Monday, 23 May 2016

Bloom Event - Prosthechea Green Hornet x Epicattleya Miva Etoile 'Noire'

I've got a bit lost in the naming of this one. To all intents and purposes the plant appears to a straighforward Prosthechea hybrid, but there's some Cattleya in there somewhere. Quite what it adds, I can't say. Not a lot by the look of things. The confusion arises because when the species gets renamed, nobody bothers to rename their hybrids. At the time of writing, I'm on a bit of a voyage of discovery myself. I love this orchid but it hadn't occurred to me to challenge the given name. The first part isn't a problem at all, I have Prosthechea Green Hornet in my collection, and its a lovely little hybrid. The second part is more of a challenge, and i've had to do a fair bit of digging and Googling to find out what it should be.

So what is Epicattleya Miva Etoile 'Noire'? Well, first of all it doesn't contain any Epidendrum or any Cattleya. The actual parents of this cross are Prosthechea cochleata (used to be Epidendrum, but has been up to half a dozen different genera since, according to some sources) and Guarianthe bowringiana (previously known as, among other things, Cattleya bowringiana). So according to current taxomomy, its true name should be Guarechea Miva Etoile 'Noire'. Luckily, my plant doesn't seem to be registered in its own right so at least only half its name is wrong. I'm not convinced its worth the bother of altering the label if I'm completely honest.

Without further ado, I guess I'd better show you the flower:


I guess it's a bit of a marmite flower - you either love it or hate it. I'm in the first category (clearly). I'm assuming the colour must come from Guarianthe bowringiana, although how its got from that vibrant plum colour to almost black I don't know. I assume it must have been a particularly dark clone of the species. This is the first flower on the first spike since last year, so the show will improve with time. This is a large plant (at least for something that is 1/2 Prosthechea cochleata and 1/4 Prosthecea lancifolia, so I assume the Guarianthe in the background has increased the overall proportions of the plant as well.

I used to have several plants of this cross that I obtained from a German nursery, but I have sold all but one of them. I also have a few divisions of another plant of the same cross that I got a few years ago that I will offer for exchange or sale once I'm sure they are properly established (they are due to flower soon, so that would seem to me to be a good time).

This particular plant (which I intend to keep in one piece) put out three new growths last year, and is now flowering off the first of those (hopefully the other two won't be too far behind as I would like three spikes out at the same time). I think I probably grow this hybrid warmer than it would really like, although the warmer temperatures do seem to result in fast growth with pseudobulbs hardly resting before sending up new growths. There are two new growths on my plant already, but only one flower spike as yet. This hybrid seems capable of flowering at any time. I suspect that if I take it out of the growroom and subject it to cooler nights for a few weeks, I will probably get another couple of flower spikes. I seem to remember that when I put orchids in my (very well shaded) greenhouse at the start of what we laughingly called a summer last year, this hybrid bloomed within a few weeks.
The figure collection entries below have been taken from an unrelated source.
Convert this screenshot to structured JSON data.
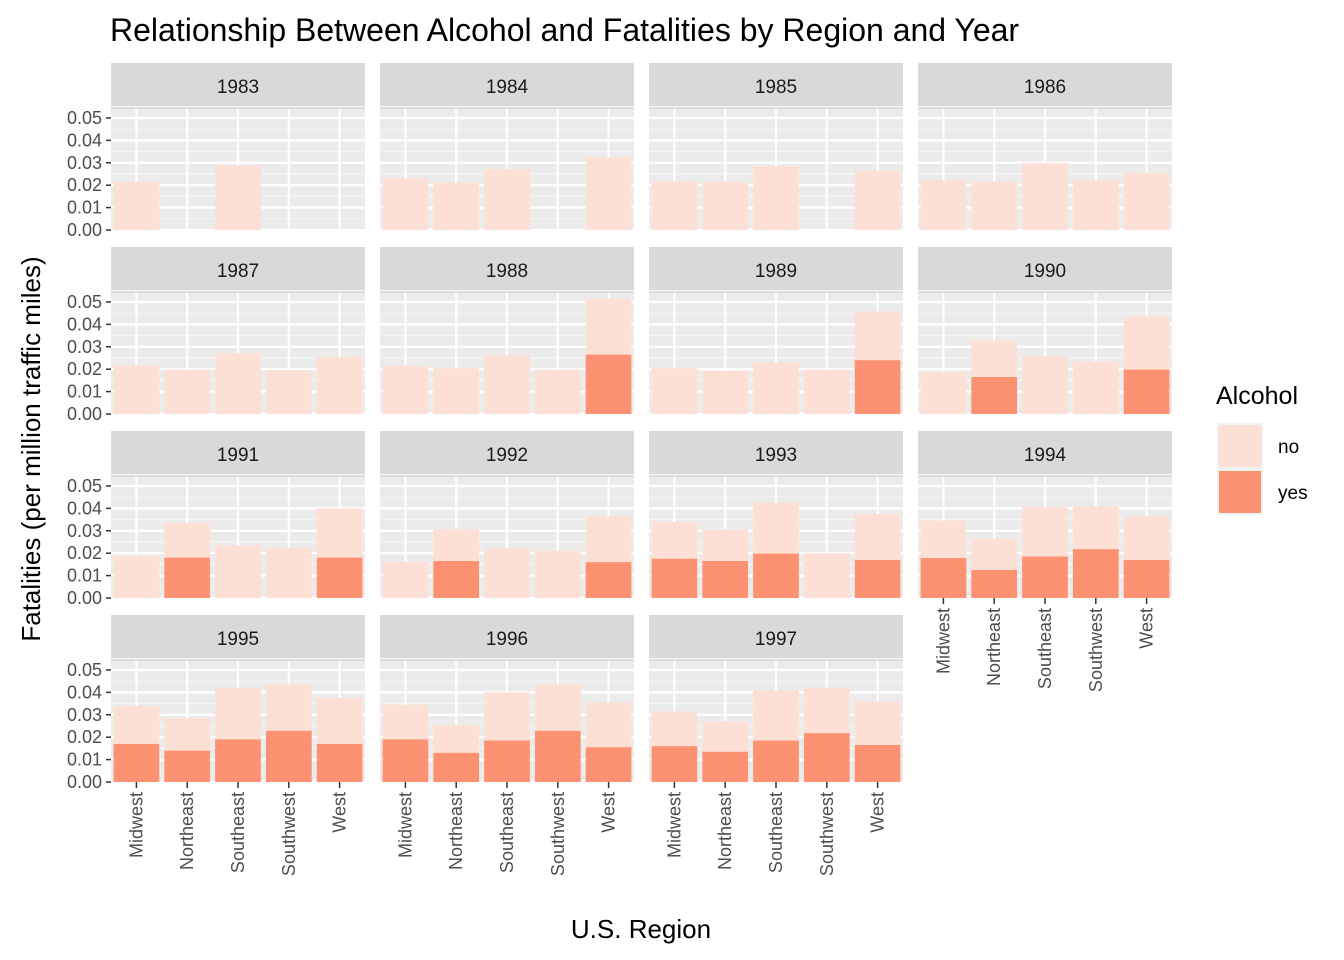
{
  "chart_data": {
    "type": "bar",
    "stacked": true,
    "faceted_by": "Year",
    "title": "Relationship Between Alcohol and Fatalities by Region and Year",
    "xlabel": "U.S. Region",
    "ylabel": "Fatalities (per million traffic miles)",
    "categories": [
      "Midwest",
      "Northeast",
      "Southeast",
      "Southwest",
      "West"
    ],
    "y_ticks": [
      "0.00",
      "0.01",
      "0.02",
      "0.03",
      "0.04",
      "0.05"
    ],
    "ylim": [
      0,
      0.054
    ],
    "grid": true,
    "legend": {
      "title": "Alcohol",
      "position": "right",
      "entries": [
        {
          "label": "no",
          "color": "#fde0d5"
        },
        {
          "label": "yes",
          "color": "#fc9272"
        }
      ]
    },
    "panels": [
      {
        "year": "1983",
        "no": [
          0.0215,
          null,
          0.0288,
          null,
          null
        ],
        "yes": [
          null,
          null,
          null,
          null,
          null
        ]
      },
      {
        "year": "1984",
        "no": [
          0.0232,
          0.0212,
          0.0272,
          null,
          0.0325
        ],
        "yes": [
          null,
          null,
          null,
          null,
          null
        ]
      },
      {
        "year": "1985",
        "no": [
          0.0218,
          0.0215,
          0.0285,
          null,
          0.0265
        ],
        "yes": [
          null,
          null,
          null,
          null,
          null
        ]
      },
      {
        "year": "1986",
        "no": [
          0.0222,
          0.0215,
          0.0298,
          0.0225,
          0.0255
        ],
        "yes": [
          null,
          null,
          null,
          null,
          null
        ]
      },
      {
        "year": "1987",
        "no": [
          0.0218,
          0.0198,
          0.0272,
          0.0195,
          0.0255
        ],
        "yes": [
          null,
          null,
          null,
          null,
          null
        ]
      },
      {
        "year": "1988",
        "no": [
          0.0215,
          0.0205,
          0.0262,
          0.0198,
          0.0515
        ],
        "yes": [
          null,
          null,
          null,
          null,
          0.0265
        ]
      },
      {
        "year": "1989",
        "no": [
          0.0205,
          0.0192,
          0.023,
          0.0198,
          0.0458
        ],
        "yes": [
          null,
          null,
          null,
          null,
          0.024
        ]
      },
      {
        "year": "1990",
        "no": [
          0.0188,
          0.0328,
          0.0258,
          0.0235,
          0.0435
        ],
        "yes": [
          null,
          0.0165,
          null,
          null,
          0.0198
        ]
      },
      {
        "year": "1991",
        "no": [
          0.0188,
          0.0335,
          0.0235,
          0.0222,
          0.04
        ],
        "yes": [
          null,
          0.018,
          null,
          null,
          0.018
        ]
      },
      {
        "year": "1992",
        "no": [
          0.0162,
          0.0308,
          0.0222,
          0.021,
          0.0365
        ],
        "yes": [
          null,
          0.0165,
          null,
          null,
          0.016
        ]
      },
      {
        "year": "1993",
        "no": [
          0.034,
          0.0305,
          0.0425,
          0.02,
          0.0375
        ],
        "yes": [
          0.0175,
          0.0165,
          0.0198,
          null,
          0.017
        ]
      },
      {
        "year": "1994",
        "no": [
          0.0345,
          0.0265,
          0.0405,
          0.041,
          0.0365
        ],
        "yes": [
          0.0178,
          0.0125,
          0.0185,
          0.0218,
          0.017
        ]
      },
      {
        "year": "1995",
        "no": [
          0.034,
          0.0285,
          0.042,
          0.0435,
          0.0375
        ],
        "yes": [
          0.017,
          0.014,
          0.019,
          0.0228,
          0.017
        ]
      },
      {
        "year": "1996",
        "no": [
          0.0345,
          0.0255,
          0.04,
          0.0435,
          0.0355
        ],
        "yes": [
          0.019,
          0.013,
          0.0185,
          0.0228,
          0.0155
        ]
      },
      {
        "year": "1997",
        "no": [
          0.0315,
          0.027,
          0.041,
          0.042,
          0.036
        ],
        "yes": [
          0.016,
          0.0135,
          0.0185,
          0.0218,
          0.0165
        ]
      }
    ]
  }
}
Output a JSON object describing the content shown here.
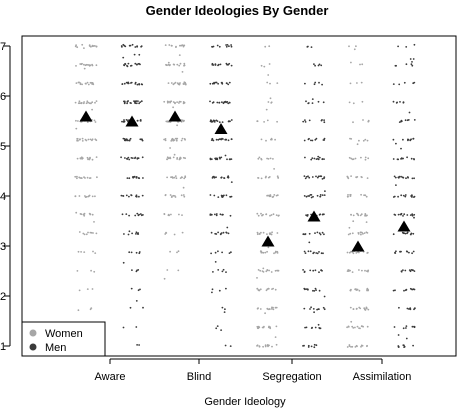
{
  "chart_data": {
    "type": "scatter",
    "title": "Gender Ideologies By Gender",
    "xlabel": "Gender Ideology",
    "ylabel": "",
    "categories": [
      "Aware",
      "Blind",
      "Segregation",
      "Assimilation"
    ],
    "ylim": [
      0.8,
      7.2
    ],
    "yticks": [
      1,
      2,
      3,
      4,
      5,
      6,
      7
    ],
    "grid": false,
    "legend_position": "bottom-left",
    "colors": {
      "Women": "#a6a6a6",
      "Men": "#3a3a3a",
      "mean_marker": "#000000"
    },
    "series": [
      {
        "name": "Women",
        "marker": "point",
        "means": [
          5.6,
          5.6,
          3.1,
          3.0
        ]
      },
      {
        "name": "Men",
        "marker": "point",
        "means": [
          5.5,
          5.35,
          3.6,
          3.4
        ]
      }
    ],
    "score_distribution": {
      "Women": [
        [
          0.01,
          0.01,
          0.01,
          0.02,
          0.02,
          0.03,
          0.05,
          0.06,
          0.07,
          0.08,
          0.09,
          0.1,
          0.11,
          0.11,
          0.1,
          0.09,
          0.08
        ],
        [
          0.0,
          0.0,
          0.0,
          0.0,
          0.01,
          0.02,
          0.03,
          0.05,
          0.07,
          0.09,
          0.11,
          0.12,
          0.12,
          0.11,
          0.1,
          0.09,
          0.08
        ],
        [
          0.08,
          0.08,
          0.08,
          0.08,
          0.08,
          0.08,
          0.08,
          0.08,
          0.07,
          0.06,
          0.05,
          0.04,
          0.03,
          0.02,
          0.02,
          0.01,
          0.01
        ],
        [
          0.08,
          0.08,
          0.08,
          0.08,
          0.08,
          0.08,
          0.08,
          0.08,
          0.07,
          0.06,
          0.05,
          0.04,
          0.03,
          0.02,
          0.02,
          0.01,
          0.01
        ]
      ],
      "Men": [
        [
          0.01,
          0.01,
          0.01,
          0.02,
          0.02,
          0.03,
          0.05,
          0.06,
          0.07,
          0.08,
          0.09,
          0.1,
          0.11,
          0.11,
          0.1,
          0.09,
          0.08
        ],
        [
          0.01,
          0.01,
          0.01,
          0.02,
          0.03,
          0.04,
          0.06,
          0.07,
          0.08,
          0.09,
          0.1,
          0.11,
          0.11,
          0.1,
          0.09,
          0.08,
          0.07
        ],
        [
          0.05,
          0.05,
          0.05,
          0.06,
          0.06,
          0.07,
          0.07,
          0.08,
          0.08,
          0.08,
          0.07,
          0.06,
          0.05,
          0.04,
          0.03,
          0.03,
          0.02
        ],
        [
          0.05,
          0.05,
          0.05,
          0.06,
          0.06,
          0.07,
          0.07,
          0.08,
          0.08,
          0.08,
          0.07,
          0.06,
          0.05,
          0.04,
          0.03,
          0.03,
          0.02
        ]
      ]
    }
  }
}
Looks like a pretty average sized orchid really, until you realize that that isn't the standard 12cm orchid pot, and those aren't medium bark chips its planted in; no, it outgrew that pot ages ago.

Some orchids, and this looks like being one of them, can be manipulated by temperature. I have never been one for showing my plants at society meetings and such like, but a nifty trick to get good blooming on some orchids is to grow it warm so it puts on loads of pseudobulbs but doesn't flower well. Once the temperature is dropped, the plant triggers blooming regardless of whether it is mid growth or not. Quite a lot of Cattleya alliance plants do this, the classic example being Iwanagaara apple blossom. I hadn't realized it at the time of writing the post about it, but those flowers I posted about were the first of quite a few flower spikes. The two spikes it was blooming on are over now, but the plant has since initiated another five spikes, two of which are blooming now. I had been growing this plant in my growroom where it was growing just fine but I was finding it bloom shy. I wouldn't have changed anything if it hadn't been for the terrible attack of scale insect it contracted resulting in me quarantining the plant to stop them spreading elsewhere (I haven't actually treated the plant yet as I don't like to do it while they are blooing), but now I have it in a cooler room, every single unbloomed pseudobulb, no matter how old, has now put out a spike. There are some orchids this won't work on, as not all of them will bloom from old pseudobulbs, but many of them can be manipulated in this way and I wonder if that is how people who know far more than I do manage to get such fabulous bloomings on their plants.

1 comment:

  1. Hello, let me know if and when you decide to sell one of these. I asked an orchid seller in No. Cal. and he said it doesn't exist. Thx.